The Constitution of the United States states “The House of Representatives shall chuse (their spelling not mine) their Speaker and other Officers; and shall have the sole power of Impeachment.” This line ends Section 2 of Article 1 which describes the powers, election of and functions of the House. There is no reference to any of the powers of this “Speaker” or who might hold the office or even if it need be a member of the House.

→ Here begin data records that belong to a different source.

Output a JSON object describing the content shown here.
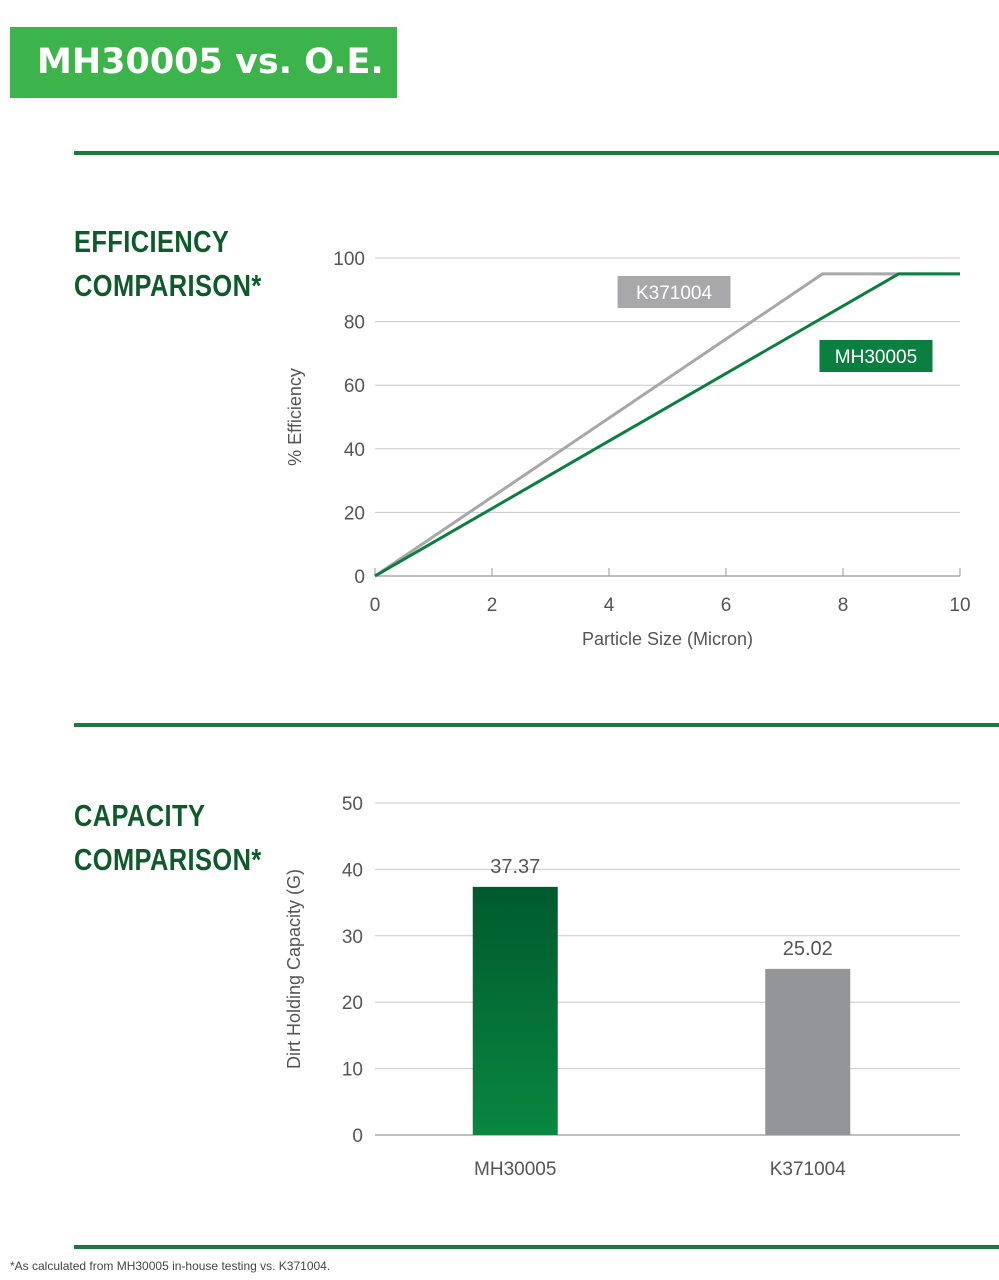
{
  "banner": {
    "title": "MH30005 vs. O.E."
  },
  "efficiency": {
    "heading_line1": "EFFICIENCY",
    "heading_line2": "COMPARISON*"
  },
  "capacity": {
    "heading_line1": "CAPACITY",
    "heading_line2": "COMPARISON*"
  },
  "footnote": "*As calculated from MH30005 in-house testing vs. K371004.",
  "colors": {
    "brand_green": "#3cb44b",
    "dark_green": "#1a7a3c",
    "mh_green": "#0a7f3f",
    "gray": "#a8a8aa"
  },
  "chart_data": [
    {
      "type": "line",
      "title": "",
      "xlabel": "Particle Size (Micron)",
      "ylabel": "% Efficiency",
      "xlim": [
        0,
        10
      ],
      "ylim": [
        0,
        100
      ],
      "xticks": [
        0,
        2,
        4,
        6,
        8,
        10
      ],
      "yticks": [
        0,
        20,
        40,
        60,
        80,
        100
      ],
      "grid": true,
      "series": [
        {
          "name": "K371004",
          "color": "#a8a8aa",
          "x": [
            0,
            7.65,
            10
          ],
          "y": [
            0,
            95,
            95
          ]
        },
        {
          "name": "MH30005",
          "color": "#0a7f3f",
          "x": [
            0,
            8.95,
            10
          ],
          "y": [
            0,
            95,
            95
          ]
        }
      ]
    },
    {
      "type": "bar",
      "title": "",
      "xlabel": "",
      "ylabel": "Dirt Holding Capacity (G)",
      "ylim": [
        0,
        50
      ],
      "yticks": [
        0,
        10,
        20,
        30,
        40,
        50
      ],
      "grid": true,
      "categories": [
        "MH30005",
        "K371004"
      ],
      "values": [
        37.37,
        25.02
      ],
      "value_labels": [
        "37.37",
        "25.02"
      ],
      "colors": [
        "#0a7f3f",
        "#939598"
      ]
    }
  ]
}
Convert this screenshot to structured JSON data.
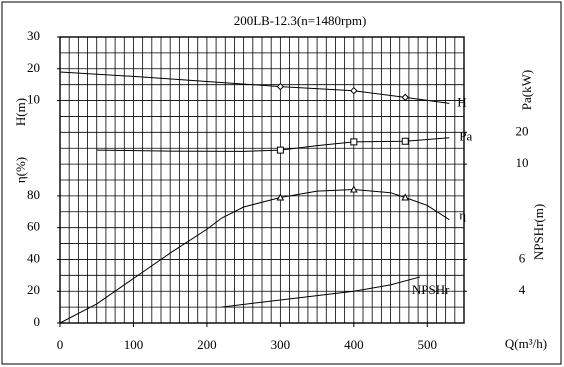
{
  "chart_data": {
    "type": "line",
    "title": "200LB-12.3(n=1480rpm)",
    "x_label": "Q(m³/h)",
    "xlim": [
      0,
      550
    ],
    "xticks": [
      0,
      100,
      200,
      300,
      400,
      500
    ],
    "grid": true,
    "y_axes": [
      {
        "label": "H(m)",
        "side": "left",
        "ylim": [
          -60,
          30
        ],
        "yticks": [
          10,
          20,
          30
        ]
      },
      {
        "label": "η(%)",
        "side": "left",
        "ylim": [
          0,
          180
        ],
        "yticks": [
          0,
          20,
          40,
          60,
          80
        ]
      },
      {
        "label": "Pa(kW)",
        "side": "right",
        "ylim": [
          -40,
          50
        ],
        "yticks": [
          10,
          20
        ]
      },
      {
        "label": "NPSHr(m)",
        "side": "right",
        "ylim": [
          2,
          20
        ],
        "yticks": [
          4,
          6
        ]
      }
    ],
    "series": [
      {
        "name": "H",
        "axis": 0,
        "color": "#000000",
        "marker": "diamond",
        "x": [
          0,
          100,
          200,
          300,
          400,
          470,
          530
        ],
        "values": [
          19,
          17.6,
          16,
          14.4,
          13.1,
          11,
          9.1
        ],
        "marked": [
          false,
          false,
          false,
          true,
          true,
          true,
          false
        ]
      },
      {
        "name": "Pa",
        "axis": 2,
        "color": "#000000",
        "marker": "square",
        "x": [
          50,
          150,
          250,
          300,
          350,
          400,
          470,
          530
        ],
        "values": [
          14.4,
          14.1,
          14.0,
          14.4,
          15.8,
          17,
          17.2,
          18.3
        ],
        "marked": [
          false,
          false,
          false,
          true,
          false,
          true,
          true,
          false
        ]
      },
      {
        "name": "η",
        "axis": 1,
        "color": "#000000",
        "marker": "triangle",
        "x": [
          0,
          25,
          50,
          100,
          150,
          200,
          220,
          250,
          300,
          350,
          400,
          450,
          470,
          500,
          530
        ],
        "values": [
          0,
          6,
          12,
          28,
          44,
          59,
          66,
          73,
          79,
          83,
          84,
          82,
          79,
          74,
          65
        ],
        "marked": [
          false,
          false,
          false,
          false,
          false,
          false,
          false,
          false,
          true,
          false,
          true,
          false,
          true,
          false,
          false
        ]
      },
      {
        "name": "NPSHr",
        "axis": 3,
        "color": "#000000",
        "marker": "none",
        "x": [
          220,
          300,
          400,
          450,
          490
        ],
        "values": [
          3.0,
          3.45,
          4.0,
          4.4,
          4.9
        ],
        "marked": [
          false,
          false,
          false,
          false,
          false
        ]
      }
    ]
  }
}
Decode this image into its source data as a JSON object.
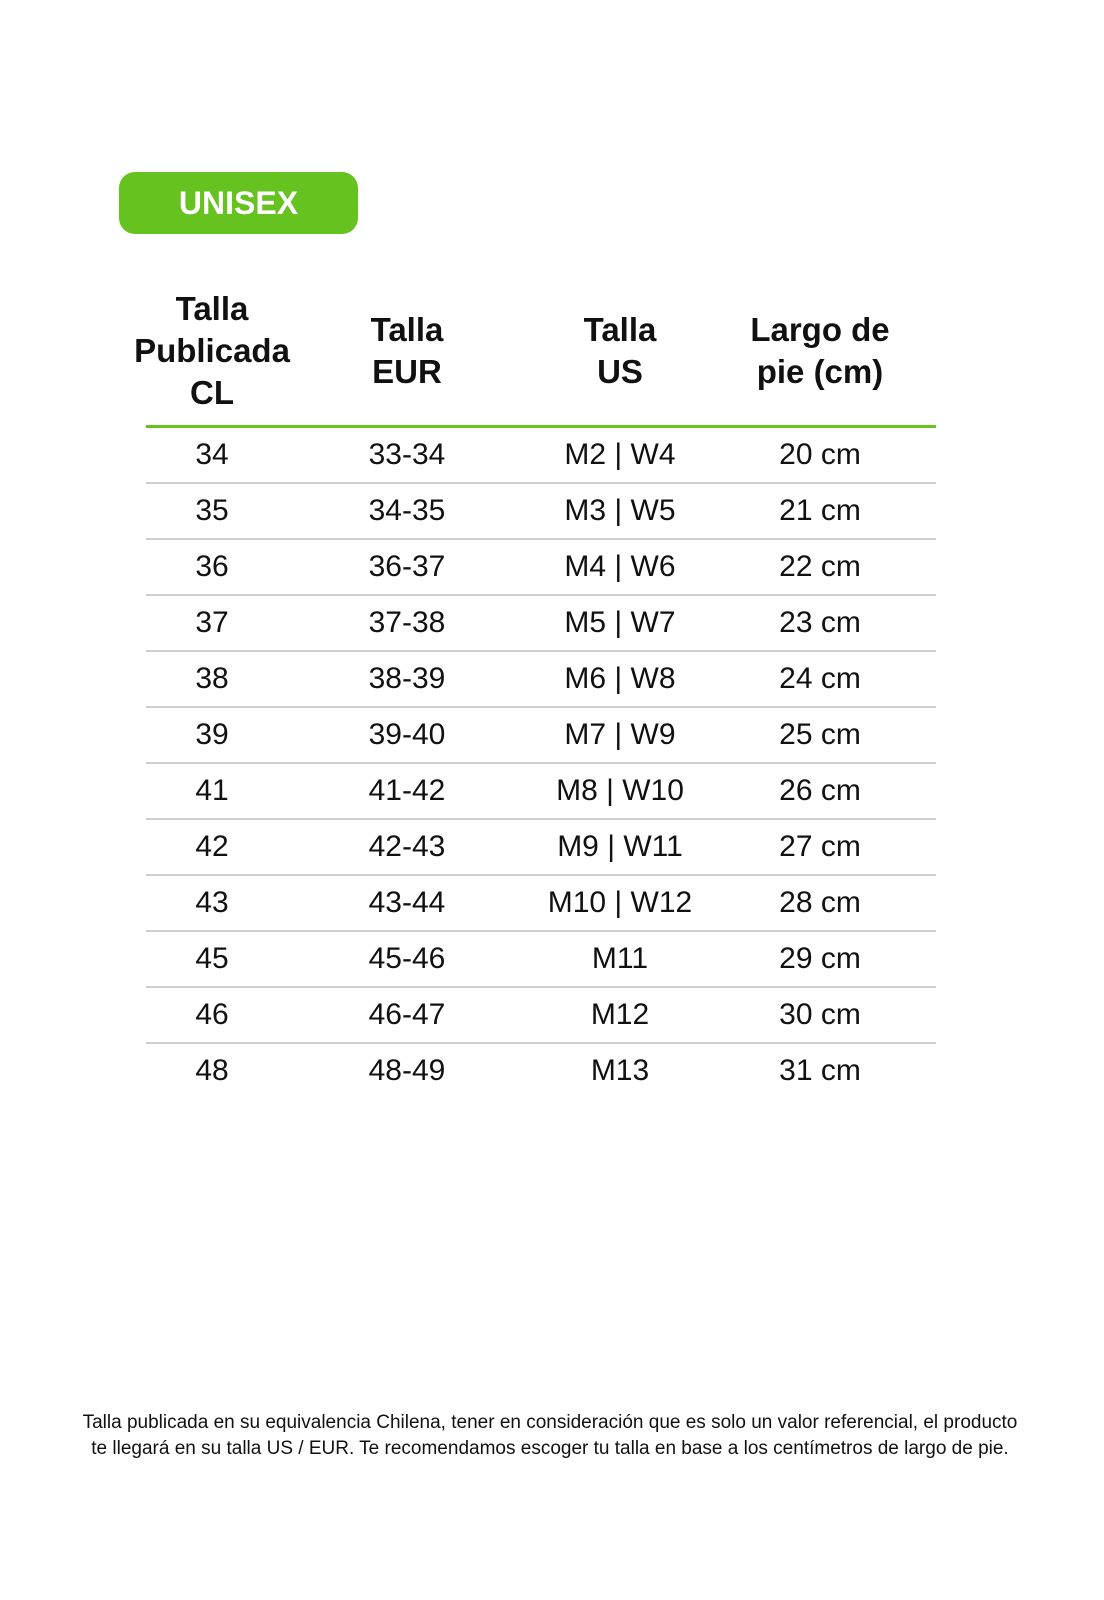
{
  "badge": {
    "label": "UNISEX",
    "color": "#66c21f"
  },
  "table": {
    "headers": [
      "Talla\nPublicada\nCL",
      "Talla\nEUR",
      "Talla\nUS",
      "Largo de\npie (cm)"
    ],
    "rows": [
      [
        "34",
        "33-34",
        "M2 | W4",
        "20 cm"
      ],
      [
        "35",
        "34-35",
        "M3 | W5",
        "21 cm"
      ],
      [
        "36",
        "36-37",
        "M4 | W6",
        "22 cm"
      ],
      [
        "37",
        "37-38",
        "M5 | W7",
        "23 cm"
      ],
      [
        "38",
        "38-39",
        "M6 | W8",
        "24 cm"
      ],
      [
        "39",
        "39-40",
        "M7 | W9",
        "25 cm"
      ],
      [
        "41",
        "41-42",
        "M8 | W10",
        "26 cm"
      ],
      [
        "42",
        "42-43",
        "M9 | W11",
        "27 cm"
      ],
      [
        "43",
        "43-44",
        "M10 | W12",
        "28 cm"
      ],
      [
        "45",
        "45-46",
        "M11",
        "29 cm"
      ],
      [
        "46",
        "46-47",
        "M12",
        "30 cm"
      ],
      [
        "48",
        "48-49",
        "M13",
        "31 cm"
      ]
    ]
  },
  "note": {
    "line1": "Talla publicada en su equivalencia Chilena, tener en consideración que es solo un valor referencial, el producto",
    "line2": "te llegará en su talla US / EUR. Te recomendamos escoger tu talla en base a los centímetros de largo de pie."
  }
}
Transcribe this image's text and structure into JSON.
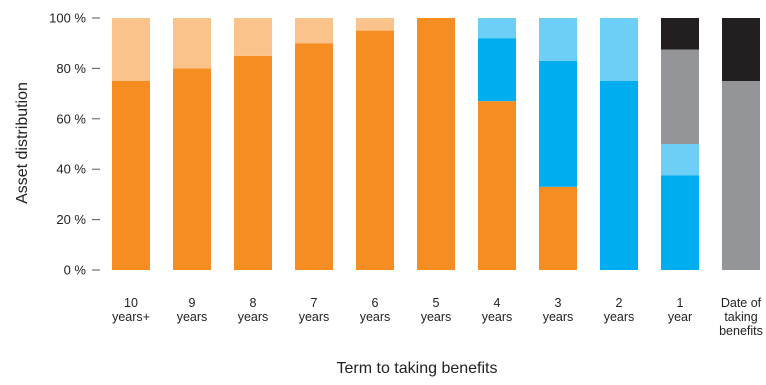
{
  "chart_data": {
    "type": "bar",
    "stacked": true,
    "xlabel": "Term to taking benefits",
    "ylabel": "Asset distribution",
    "ylim": [
      0,
      100
    ],
    "yticks": [
      "0 %",
      "20 %",
      "40 %",
      "60 %",
      "80 %",
      "100 %"
    ],
    "ytick_values": [
      0,
      20,
      40,
      60,
      80,
      100
    ],
    "grid": false,
    "legend": "none",
    "categories": [
      [
        "10",
        "years+"
      ],
      [
        "9",
        "years"
      ],
      [
        "8",
        "years"
      ],
      [
        "7",
        "years"
      ],
      [
        "6",
        "years"
      ],
      [
        "5",
        "years"
      ],
      [
        "4",
        "years"
      ],
      [
        "3",
        "years"
      ],
      [
        "2",
        "years"
      ],
      [
        "1",
        "year"
      ],
      [
        "Date of",
        "taking",
        "benefits"
      ]
    ],
    "series": [
      {
        "color": "#f58d22",
        "values": [
          75,
          80,
          85,
          90,
          95,
          100,
          67,
          33,
          0,
          0,
          0
        ]
      },
      {
        "color": "#fac38c",
        "values": [
          25,
          20,
          15,
          10,
          5,
          0,
          0,
          0,
          0,
          0,
          0
        ]
      },
      {
        "color": "#00aeef",
        "values": [
          0,
          0,
          0,
          0,
          0,
          0,
          25,
          50,
          75,
          37.5,
          0
        ]
      },
      {
        "color": "#6dcff6",
        "values": [
          0,
          0,
          0,
          0,
          0,
          0,
          8,
          17,
          25,
          12.5,
          0
        ]
      },
      {
        "color": "#939598",
        "values": [
          0,
          0,
          0,
          0,
          0,
          0,
          0,
          0,
          0,
          37.5,
          75
        ]
      },
      {
        "color": "#231f20",
        "values": [
          0,
          0,
          0,
          0,
          0,
          0,
          0,
          0,
          0,
          12.5,
          25
        ]
      }
    ]
  }
}
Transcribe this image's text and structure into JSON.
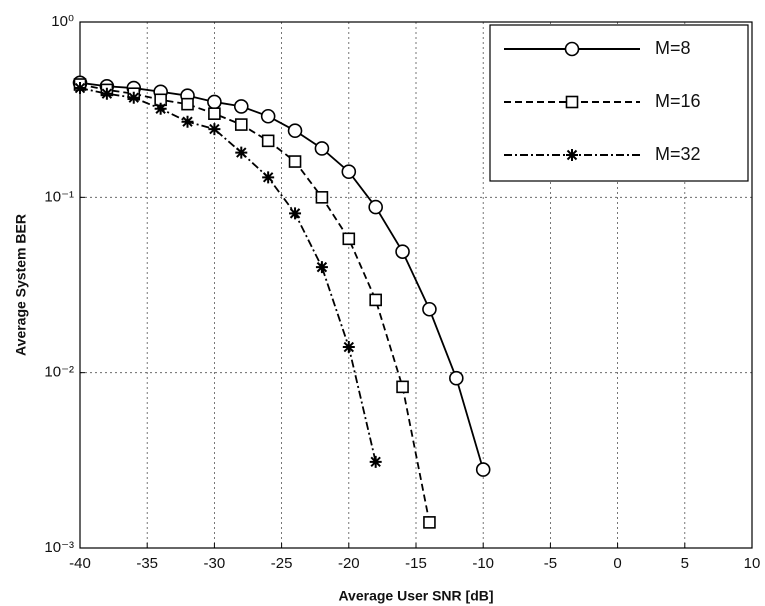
{
  "chart_data": {
    "type": "line",
    "x_label": "Average User SNR [dB]",
    "y_label": "Average System BER",
    "x": [
      -40,
      -38,
      -36,
      -34,
      -32,
      -30,
      -28,
      -26,
      -24,
      -22,
      -20,
      -18,
      -16,
      -14,
      -12,
      -10
    ],
    "series": [
      {
        "name": "M=8",
        "color": "#000000",
        "marker": "circle",
        "dash": "solid",
        "values": [
          0.45,
          0.43,
          0.42,
          0.4,
          0.38,
          0.35,
          0.33,
          0.29,
          0.24,
          0.19,
          0.14,
          0.088,
          0.049,
          0.023,
          0.0093,
          0.0028
        ]
      },
      {
        "name": "M=16",
        "color": "#000000",
        "marker": "square",
        "dash": "dashed",
        "values": [
          0.44,
          0.41,
          0.39,
          0.36,
          0.34,
          0.3,
          0.26,
          0.21,
          0.16,
          0.1,
          0.058,
          0.026,
          0.0083,
          0.0014,
          null,
          null
        ]
      },
      {
        "name": "M=32",
        "color": "#000000",
        "marker": "star",
        "dash": "dashdot",
        "values": [
          0.42,
          0.39,
          0.37,
          0.32,
          0.27,
          0.245,
          0.18,
          0.13,
          0.081,
          0.04,
          0.014,
          0.0031,
          null,
          null,
          null,
          null
        ]
      }
    ],
    "xlim": [
      -40,
      10
    ],
    "xticks": [
      -40,
      -35,
      -30,
      -25,
      -20,
      -15,
      -10,
      -5,
      0,
      5,
      10
    ],
    "ylim": [
      0.001,
      1
    ],
    "y_scale": "log",
    "yticks": [
      {
        "value": 0.001,
        "label": "10⁻³"
      },
      {
        "value": 0.01,
        "label": "10⁻²"
      },
      {
        "value": 0.1,
        "label": "10⁻¹"
      },
      {
        "value": 1,
        "label": "10⁰"
      }
    ],
    "grid": true,
    "legend_position": "upper-right"
  }
}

Though House Democrats have always automatically voted in their party leader, the Republicans have not. This opens the door to a far wider range of candidates which only Satire1 will share with you.
Donald Trump
Has said that he would be happy to run the House while he campaigns for the Presidency and plans to retain the position if elected President. Since the Constitution doesn’t prohibit it, Trump says that he would be the perfect two for one candidate.
Lady GaGa
Claims to have both the voice to be heard over the chaos and the legs to kick reps in line. “I won’t need the House whip,” the chantreuse exclaimed. “I’m bringing in my mentor, Madonna, to crack the leather and put the brass back into the brassiere.”
Bill Cosby
“I’d talk to the women of the House first and the wives of some of these clowns. I just need some one on one time alone and I think we can really get down to it.”
Bill Clinton
“I have no hard feelings for those who impeached me. It was a different time and I think with me as their Speaker I could represent them well at the breakfast table when my wife’s elected.”
Stephen Colbert
“The Constitution doesn’t require that the Speaker be anywhere near Washington or even be alive or a human being. I could run this House of Representatives from my Late Show desk and address them in my monologues.”
Bill Belichick
“If I let all the hot air out of this Congress it would be more than enough to provide an atmosphere for Mars.”